Dynamic dielectric function and phonon self-energy from electrons strongly correlated with acoustic phonons in 2D Dirac crystals.

The unique structure of two-dimensional (2D) Dirac crystals, with electronic bands linear in the proximity of the Brillouin-zone boundary and the Fermi energy, creates anomalous situations where small Fermi-energy perturbations (e.g., by impurities and quasiparticles) are known to critically affect the electron-related lattice properties of the whole system. The Fermi-surface nesting conditions determining such effects via electron-phonon interaction, require accurate estimates of the crystal's response function (χ) as a function of the phonon wavevector q for any values of temperature, as well as realistic hypotheses on the nature of the phonons involved. Numerous analytical estimates of χ(q) for 2D Dirac crystals beyond the Thomas-Fermi approximation have been so far carried out only in terms of dielectric response function χ(q, ω), for photon and optical-phonon perturbations, due to relative ease of incorporating a q-independent oscillation frequency (ω) in their calculation. However, models accounting for Dirac-electron interaction with ever-existing acoustic phonons, for which ω does depend on q and is therefore dispersive, are essential to understand many critical crystal properties, including electrical and thermal transport. The lack of such models has often led to assume that the dielectric response function χ(q) in these systems can be understood from free-electron behavior, or statically, and from zero-temperature behavior.
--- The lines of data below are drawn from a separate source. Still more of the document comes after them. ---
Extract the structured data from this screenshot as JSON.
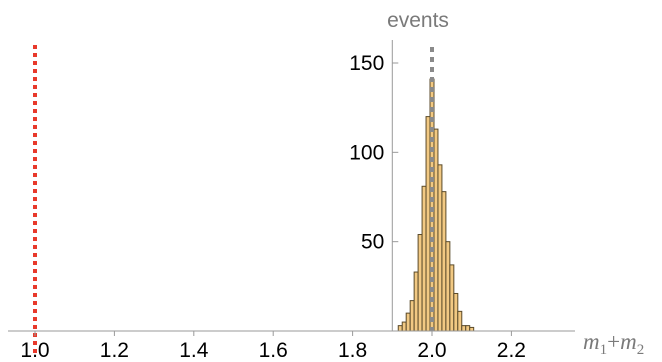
{
  "chart_data": {
    "type": "bar",
    "title": "",
    "ylabel": "events",
    "xlabel_parts": {
      "m": "m",
      "sub1": "1",
      "plus": "+",
      "sub2": "2"
    },
    "xlim": [
      0.98,
      2.33
    ],
    "ylim": [
      0,
      160
    ],
    "x_ticks": [
      "1.0",
      "1.2",
      "1.4",
      "1.6",
      "1.8",
      "2.0",
      "2.2"
    ],
    "y_ticks": [
      "50",
      "100",
      "150"
    ],
    "bin_width": 0.01,
    "bins": [
      {
        "x": 1.92,
        "y": 3
      },
      {
        "x": 1.93,
        "y": 5
      },
      {
        "x": 1.94,
        "y": 10
      },
      {
        "x": 1.95,
        "y": 17
      },
      {
        "x": 1.96,
        "y": 33
      },
      {
        "x": 1.97,
        "y": 54
      },
      {
        "x": 1.98,
        "y": 81
      },
      {
        "x": 1.99,
        "y": 120
      },
      {
        "x": 2.0,
        "y": 141
      },
      {
        "x": 2.01,
        "y": 113
      },
      {
        "x": 2.02,
        "y": 93
      },
      {
        "x": 2.03,
        "y": 78
      },
      {
        "x": 2.04,
        "y": 50
      },
      {
        "x": 2.05,
        "y": 37
      },
      {
        "x": 2.06,
        "y": 21
      },
      {
        "x": 2.07,
        "y": 11
      },
      {
        "x": 2.08,
        "y": 3
      },
      {
        "x": 2.09,
        "y": 3
      },
      {
        "x": 2.1,
        "y": 2
      }
    ],
    "reference_lines": [
      {
        "x": 1.0,
        "color": "#e8392b",
        "style": "dotted"
      },
      {
        "x": 2.0,
        "color": "#8a8a8a",
        "style": "dotted"
      }
    ],
    "y_axis_position": 1.9,
    "grid": false,
    "colors": {
      "bar_fill": "#f2c983",
      "bar_stroke": "#5a4a2a",
      "axis": "#9a9a9a"
    }
  }
}
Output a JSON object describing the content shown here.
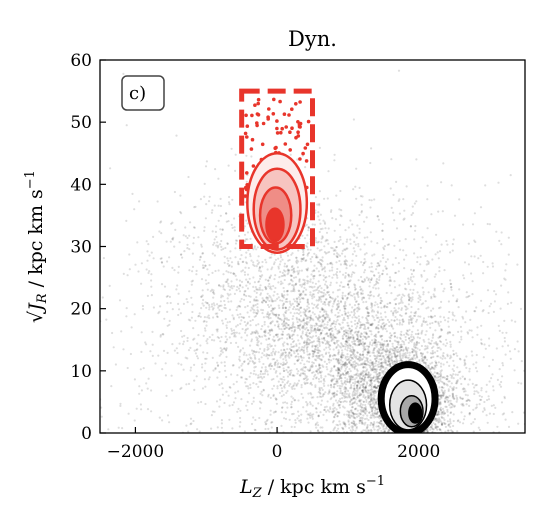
{
  "chart_data": {
    "type": "scatter",
    "title": "Dyn.",
    "panel_label": "c)",
    "xlabel_main": "L",
    "xlabel_sub": "Z",
    "xlabel_unit": " / kpc km s",
    "xlabel_exp": "−1",
    "ylabel_main": "√J",
    "ylabel_sub": "R",
    "ylabel_unit": " / kpc km s",
    "ylabel_exp": "−1",
    "xlim": [
      -2500,
      3500
    ],
    "ylim": [
      0,
      60
    ],
    "xticks": [
      -2000,
      0,
      2000
    ],
    "xtick_labels": [
      "−2000",
      "0",
      "2000"
    ],
    "yticks": [
      0,
      10,
      20,
      30,
      40,
      50,
      60
    ],
    "ytick_labels": [
      "0",
      "10",
      "20",
      "30",
      "40",
      "50",
      "60"
    ],
    "grid": false,
    "colors": {
      "selection": "#e8352b",
      "background_points": "#000000"
    },
    "selection_box": {
      "x": [
        -500,
        500
      ],
      "y": [
        30,
        55
      ]
    },
    "background_density": [
      {
        "x": 1900,
        "y": 4,
        "sx": 200,
        "sy": 2.5,
        "n": 1400
      },
      {
        "x": 1700,
        "y": 7,
        "sx": 450,
        "sy": 4,
        "n": 1800
      },
      {
        "x": 900,
        "y": 14,
        "sx": 750,
        "sy": 6,
        "n": 1600
      },
      {
        "x": 0,
        "y": 24,
        "sx": 900,
        "sy": 8,
        "n": 1200
      },
      {
        "x": 1000,
        "y": 15,
        "sx": 1600,
        "sy": 12,
        "n": 1500
      }
    ],
    "background_contours": [
      {
        "x": 1850,
        "y": 5.5,
        "rx": 380,
        "ry": 5.5,
        "fill": "#ffffff"
      },
      {
        "x": 1850,
        "y": 4.5,
        "rx": 260,
        "ry": 4,
        "fill": "#e4e4e4"
      },
      {
        "x": 1900,
        "y": 3.5,
        "rx": 160,
        "ry": 2.5,
        "fill": "#a8a8a8"
      },
      {
        "x": 1950,
        "y": 3.2,
        "rx": 90,
        "ry": 1.6,
        "fill": "#000000"
      }
    ],
    "selection_contours": [
      {
        "x": 0,
        "y": 37,
        "rx": 420,
        "ry": 8,
        "fill": "#fdeceb"
      },
      {
        "x": 0,
        "y": 36,
        "rx": 330,
        "ry": 6.5,
        "fill": "#f7c4c0"
      },
      {
        "x": -20,
        "y": 35,
        "rx": 220,
        "ry": 4.5,
        "fill": "#ef8d86"
      },
      {
        "x": -30,
        "y": 33.5,
        "rx": 120,
        "ry": 2.6,
        "fill": "#e8352b"
      }
    ],
    "selection_points": {
      "x_range": [
        -450,
        450
      ],
      "y_range": [
        38,
        54
      ],
      "n": 110
    }
  }
}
Here, we show that, different from free-electron systems, χ(q) calculated from acoustic phonons in 2D Dirac crystals using the Lindhard model, exhibits a cuspidal point at the FSN condition even in the static case and at 0 K. Strong variability of ∂χ/∂q persists also at finite temperatures, while χ(q) may tend to infinity in the dynamic case even where the speed of sound is small, albeit nonnegligible, over the Dirac-electron Fermi velocity. The implications of our findings for electron-acoustic phonon interaction and transport properties such as the phonon linewidth derived from the phonon self energy will also be discussed.&#xD.